Repeating a number of excessive fee lawsuits filed, the complaint says the plan, which has more than $2 billion dollars in assets, qualifies as a large plan in the defined contribution (DC) plan marketplace, and, therefore, has substantial bargaining power regarding the fees and expenses charged. The lawsuit says the defendants did not try to “reduce the plan’s expenses or exercise appropriate judgment to scrutinize each investment option that was offered in the plan to ensure it was prudent.”

The plaintiffs allege that from January 21, 2014, to the present, the defendants breached their Employee Retirement Income Security Act (ERISA) fiduciary duties by failing to objectively and adequately review the plan’s investment portfolio with due care to ensure that each investment option was prudent, in terms of cost; and maintaining certain funds in the plan despite the availability of identical or similar investment options with lower costs and/or better performance histories.

In an effort to avoid the timing or standing issues that have hindered other such suits from going forward, the complaint states that the plaintiffs did not have knowledge of all material facts necessary to understand that the defendants breached their fiduciary duties and engaged in other unlawful conduct in violation of ERISA until shortly before the suit was filed. In addition, it says the plaintiffs did not have and do not have actual knowledge of the specifics of the defendants’ decision-making process with respect to the plan “because this information is solely within the possession of defendants prior to discovery.”

“Having never managed a large 401(k) plan such as the Plan, Plaintiffs lacked actual knowledge of reasonable fee levels and prudent alternatives available to such plans. Plaintiffs did not and could not review the Committee meeting minutes or other evidence of Defendants’ fiduciary decision making, or the lack thereof,” the complaint adds.

In the complaint, the plaintiffs argued that passively managed funds cost less than actively managed funds, institutional share classes cost less than investor share classes, and collective trusts and separate accounts cost less than their “virtually identical” mutual fund counterparts.
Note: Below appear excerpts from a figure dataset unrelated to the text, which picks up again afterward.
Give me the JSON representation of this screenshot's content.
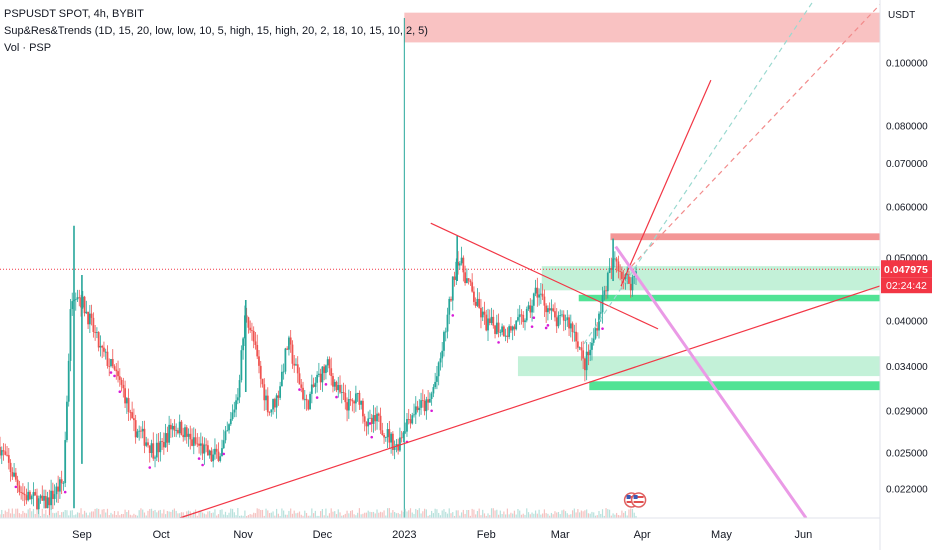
{
  "legend": {
    "symbol_line": "PSPUSDT SPOT, 4h, BYBIT",
    "indicator_line": "Sup&Res&Trends (1D, 15, 20, low, low, 10, 5, high, 15, high, 20, 2, 18, 10, 15, 10, 2, 5)",
    "volume_line": "Vol · PSP"
  },
  "chart_data": {
    "type": "candlestick",
    "symbol": "PSPUSDT SPOT",
    "interval": "4h",
    "exchange": "BYBIT",
    "currency_label": "USDT",
    "y_scale": "log",
    "ylim": [
      0.0198,
      0.125
    ],
    "y_ticks": [
      "0.100000",
      "0.080000",
      "0.070000",
      "0.060000",
      "0.050000",
      "0.040000",
      "0.034000",
      "0.029000",
      "0.025000",
      "0.022000"
    ],
    "y_tick_values": [
      0.1,
      0.08,
      0.07,
      0.06,
      0.05,
      0.04,
      0.034,
      0.029,
      0.025,
      0.022
    ],
    "x_ticks": [
      "Sep",
      "Oct",
      "Nov",
      "Dec",
      "2023",
      "Feb",
      "Mar",
      "Apr",
      "May",
      "Jun"
    ],
    "x_tick_dates": [
      "2022-09-01",
      "2022-10-01",
      "2022-11-01",
      "2022-12-01",
      "2023-01-01",
      "2023-02-01",
      "2023-03-01",
      "2023-04-01",
      "2023-05-01",
      "2023-06-01"
    ],
    "xlim": [
      "2022-08-01",
      "2023-06-30"
    ],
    "last_price_label": "0.047975",
    "countdown_label": "02:24:42",
    "last_price": 0.047975,
    "price_path": [
      [
        "2022-08-01",
        0.0255
      ],
      [
        "2022-08-05",
        0.0235
      ],
      [
        "2022-08-10",
        0.0215
      ],
      [
        "2022-08-18",
        0.0208
      ],
      [
        "2022-08-25",
        0.0225
      ],
      [
        "2022-08-28",
        0.044
      ],
      [
        "2022-08-30",
        0.0445
      ],
      [
        "2022-09-03",
        0.041
      ],
      [
        "2022-09-08",
        0.036
      ],
      [
        "2022-09-12",
        0.034
      ],
      [
        "2022-09-17",
        0.031
      ],
      [
        "2022-09-20",
        0.0275
      ],
      [
        "2022-09-25",
        0.0262
      ],
      [
        "2022-09-28",
        0.0252
      ],
      [
        "2022-10-01",
        0.0255
      ],
      [
        "2022-10-05",
        0.0275
      ],
      [
        "2022-10-09",
        0.0272
      ],
      [
        "2022-10-12",
        0.026
      ],
      [
        "2022-10-16",
        0.0255
      ],
      [
        "2022-10-20",
        0.0245
      ],
      [
        "2022-10-24",
        0.0252
      ],
      [
        "2022-10-27",
        0.0275
      ],
      [
        "2022-10-30",
        0.031
      ],
      [
        "2022-11-02",
        0.0415
      ],
      [
        "2022-11-05",
        0.037
      ],
      [
        "2022-11-08",
        0.032
      ],
      [
        "2022-11-11",
        0.029
      ],
      [
        "2022-11-14",
        0.0305
      ],
      [
        "2022-11-18",
        0.037
      ],
      [
        "2022-11-21",
        0.0335
      ],
      [
        "2022-11-25",
        0.0295
      ],
      [
        "2022-11-29",
        0.0325
      ],
      [
        "2022-12-03",
        0.034
      ],
      [
        "2022-12-07",
        0.031
      ],
      [
        "2022-12-11",
        0.0295
      ],
      [
        "2022-12-15",
        0.0305
      ],
      [
        "2022-12-18",
        0.0275
      ],
      [
        "2022-12-22",
        0.028
      ],
      [
        "2022-12-26",
        0.0265
      ],
      [
        "2022-12-29",
        0.0255
      ],
      [
        "2023-01-02",
        0.028
      ],
      [
        "2023-01-06",
        0.0295
      ],
      [
        "2023-01-10",
        0.0295
      ],
      [
        "2023-01-14",
        0.0335
      ],
      [
        "2023-01-18",
        0.042
      ],
      [
        "2023-01-21",
        0.0505
      ],
      [
        "2023-01-24",
        0.047
      ],
      [
        "2023-01-28",
        0.0425
      ],
      [
        "2023-02-01",
        0.0395
      ],
      [
        "2023-02-05",
        0.0392
      ],
      [
        "2023-02-09",
        0.0385
      ],
      [
        "2023-02-13",
        0.0395
      ],
      [
        "2023-02-17",
        0.041
      ],
      [
        "2023-02-20",
        0.0445
      ],
      [
        "2023-02-24",
        0.042
      ],
      [
        "2023-02-28",
        0.0395
      ],
      [
        "2023-03-03",
        0.0405
      ],
      [
        "2023-03-07",
        0.038
      ],
      [
        "2023-03-10",
        0.034
      ],
      [
        "2023-03-13",
        0.0365
      ],
      [
        "2023-03-16",
        0.0415
      ],
      [
        "2023-03-19",
        0.0465
      ],
      [
        "2023-03-22",
        0.05
      ],
      [
        "2023-03-25",
        0.0465
      ],
      [
        "2023-03-28",
        0.0458
      ],
      [
        "2023-03-30",
        0.047975
      ]
    ],
    "spikes": [
      {
        "date": "2022-08-29",
        "high": 0.056,
        "low": 0.0205
      },
      {
        "date": "2022-09-01",
        "high": 0.047,
        "low": 0.024
      },
      {
        "date": "2022-11-02",
        "high": 0.043,
        "low": 0.031
      },
      {
        "date": "2023-01-21",
        "high": 0.054,
        "low": 0.046
      },
      {
        "date": "2023-03-21",
        "high": 0.0535,
        "low": 0.046
      }
    ],
    "zones": [
      {
        "kind": "resistance",
        "color": "#f7a8a8",
        "from": "2023-01-01",
        "to": "2023-06-30",
        "low": 0.1075,
        "high": 0.1195
      },
      {
        "kind": "resistance",
        "color": "#f28b8b",
        "from": "2023-03-20",
        "to": "2023-06-30",
        "low": 0.0532,
        "high": 0.0545
      },
      {
        "kind": "support",
        "color": "#bdf0d4",
        "from": "2023-02-22",
        "to": "2023-06-30",
        "low": 0.0445,
        "high": 0.0485
      },
      {
        "kind": "support",
        "color": "#3ee08a",
        "from": "2023-03-08",
        "to": "2023-06-30",
        "low": 0.0428,
        "high": 0.0438
      },
      {
        "kind": "support",
        "color": "#bdf0d4",
        "from": "2023-02-13",
        "to": "2023-06-30",
        "low": 0.0328,
        "high": 0.0352
      },
      {
        "kind": "support",
        "color": "#3ee08a",
        "from": "2023-03-12",
        "to": "2023-06-30",
        "low": 0.0312,
        "high": 0.0322
      }
    ],
    "trendlines": [
      {
        "style": "solid",
        "color": "#f23645",
        "from": [
          "2022-10-08",
          0.0198
        ],
        "to": [
          "2023-06-30",
          0.0452
        ]
      },
      {
        "style": "solid",
        "color": "#f23645",
        "from": [
          "2023-01-11",
          0.0565
        ],
        "to": [
          "2023-04-07",
          0.0388
        ]
      },
      {
        "style": "solid",
        "color": "#f23645",
        "from": [
          "2023-03-24",
          0.0452
        ],
        "to": [
          "2023-04-27",
          0.094
        ]
      },
      {
        "style": "dashed",
        "color": "#f28b8b",
        "from": [
          "2023-03-28",
          0.0485
        ],
        "to": [
          "2023-06-30",
          0.123
        ]
      },
      {
        "style": "dashed",
        "color": "#9ad9d0",
        "from": [
          "2023-03-10",
          0.0368
        ],
        "to": [
          "2023-06-05",
          0.125
        ]
      },
      {
        "style": "solid",
        "color": "#ea9ae6",
        "width": 3,
        "from": [
          "2023-03-22",
          0.052
        ],
        "to": [
          "2023-06-02",
          0.0198
        ]
      }
    ],
    "event_lines": [
      {
        "date": "2023-01-01",
        "color": "#26a69a"
      }
    ]
  }
}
They claim that the defendants knew or should have known of the existence of cheaper share classes and/or collective trusts, and should have immediately identified the prudence of transferring the plan’s funds into these alternative investments.
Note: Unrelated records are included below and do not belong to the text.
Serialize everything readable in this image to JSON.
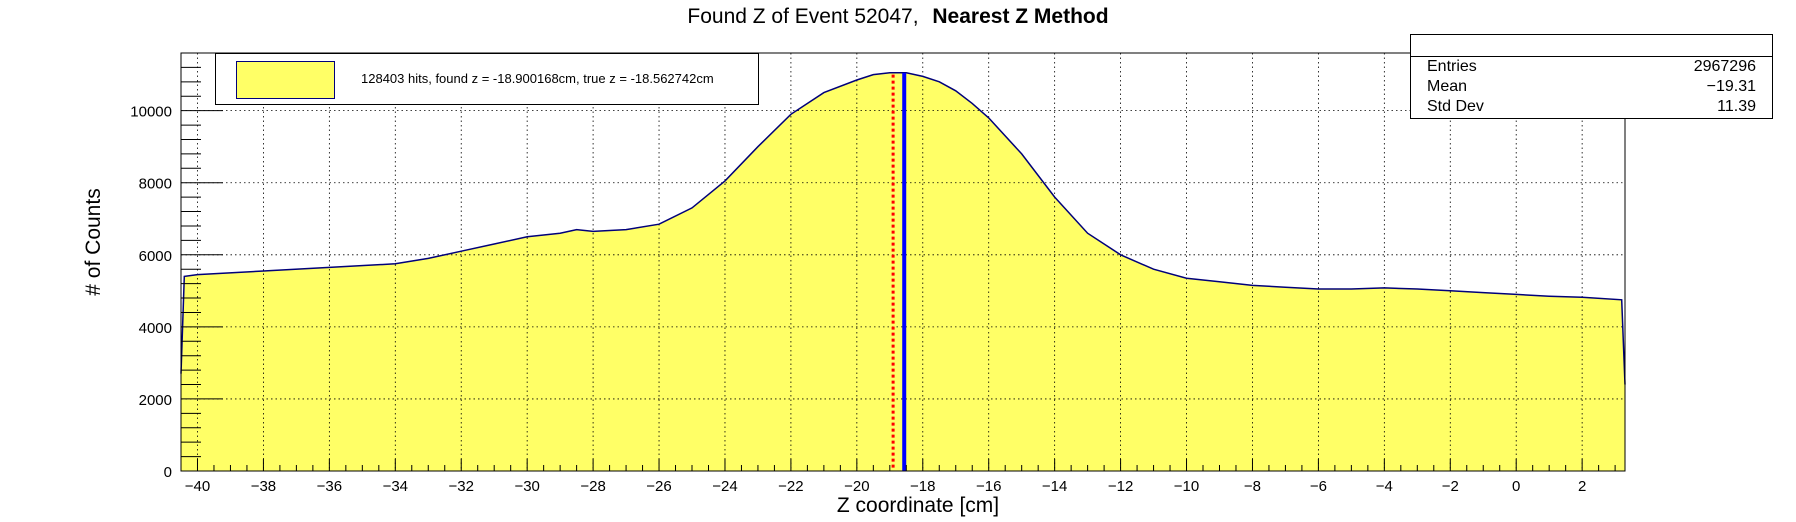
{
  "title": {
    "main": "Found Z of Event 52047,",
    "method": "Nearest Z Method"
  },
  "stats": {
    "rows": [
      {
        "key": "Entries",
        "value": "2967296"
      },
      {
        "key": "Mean",
        "value": "−19.31"
      },
      {
        "key": "Std Dev",
        "value": "11.39"
      }
    ]
  },
  "legend": {
    "label": "128403 hits, found z = -18.900168cm, true z = -18.562742cm"
  },
  "colors": {
    "fill": "#ffff66",
    "outline": "#00007a",
    "found_line": "#ff0000",
    "true_line": "#0000ff"
  },
  "chart_data": {
    "type": "area",
    "title": "Found Z of Event 52047,   Nearest Z Method",
    "xlabel": "Z coordinate [cm]",
    "ylabel": "# of Counts",
    "xlim": [
      -40.5,
      3.3
    ],
    "ylim": [
      0,
      11600
    ],
    "grid": true,
    "legend_position": "top-left",
    "x_ticks": [
      -40,
      -38,
      -36,
      -34,
      -32,
      -30,
      -28,
      -26,
      -24,
      -22,
      -20,
      -18,
      -16,
      -14,
      -12,
      -10,
      -8,
      -6,
      -4,
      -2,
      0,
      2
    ],
    "y_ticks": [
      0,
      2000,
      4000,
      6000,
      8000,
      10000
    ],
    "x_tick_labels": [
      "−40",
      "−38",
      "−36",
      "−34",
      "−32",
      "−30",
      "−28",
      "−26",
      "−24",
      "−22",
      "−20",
      "−18",
      "−16",
      "−14",
      "−12",
      "−10",
      "−8",
      "−6",
      "−4",
      "−2",
      "0",
      "2"
    ],
    "y_tick_labels": [
      "0",
      "2000",
      "4000",
      "6000",
      "8000",
      "10000"
    ],
    "series": [
      {
        "name": "128403 hits, found z = -18.900168cm, true z = -18.562742cm",
        "x": [
          -40.5,
          -40.4,
          -40,
          -38,
          -36,
          -34,
          -33,
          -32,
          -31,
          -30,
          -29,
          -28.5,
          -28,
          -27,
          -26,
          -25,
          -24,
          -23,
          -22,
          -21,
          -20,
          -19.5,
          -19,
          -18.5,
          -18,
          -17.5,
          -17,
          -16.5,
          -16,
          -15,
          -14,
          -13,
          -12,
          -11,
          -10,
          -9,
          -8,
          -7,
          -6,
          -5,
          -4,
          -3,
          -2,
          -1,
          0,
          1,
          2,
          3.2,
          3.3
        ],
        "y": [
          2700,
          5400,
          5450,
          5550,
          5650,
          5750,
          5900,
          6100,
          6300,
          6500,
          6600,
          6700,
          6650,
          6700,
          6850,
          7300,
          8050,
          9000,
          9900,
          10500,
          10850,
          11000,
          11050,
          11050,
          10950,
          10800,
          10550,
          10200,
          9800,
          8800,
          7600,
          6600,
          6000,
          5600,
          5350,
          5250,
          5150,
          5100,
          5050,
          5050,
          5080,
          5050,
          5000,
          4950,
          4900,
          4850,
          4820,
          4750,
          2400
        ]
      }
    ],
    "found_z": -18.900168,
    "true_z": -18.562742
  }
}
The complaint states that as a large plan, it had sufficient assets under management at all times during the class period to qualify for lower share classes which often have a million dollars as the minimum for a particular fund. “Investment minimums for [collective trusts] are often $10 million, but will vary,” the complaint notes.

It also accuses the defendants of failing to monitor or control the plan’s recordkeeping expenses. The lawsuit alleges the plan fiduciaries failed to track the recordkeeper’s expenses by demanding documents that summarize and contextualize the recordkeeper’s compensation, such as fee transparencies, fee analyses, fee summaries, relationship pricing analyses, cost-competitiveness analyses, and multi-practice and standalone pricing reports.

It accuses the defendants of failing to identify all fees, including direct compensation and revenue sharing being paid to the plan’s recordkeeper. “To the extent that a plan’s investments pay asset-based revenue sharing to the recordkeeper, prudent fiduciaries monitor the amount of the payments to ensure that the recordkeeper’s total compensation from all sources does not exceed reasonable levels, and require that any revenue sharing payments that exceed a reasonable level be returned to the plan and its participants,” the plaintiffs claim.

The suit alleges the defendants failed to remain informed about overall trends in the marketplace regarding the fees being paid by other plans, as well as the recordkeeping rates that are available by not conducting a request for proposals (RFP) process at reasonable intervals, and immediately if the plan’s recordkeeping expenses have grown significantly or appear high in relation to the general marketplace.

“As a direct and proximate result of the breaches of fiduciary duties alleged herein, the Plan suffered millions of dollars of losses due to excessive costs and lower net investment returns,” the complaint says.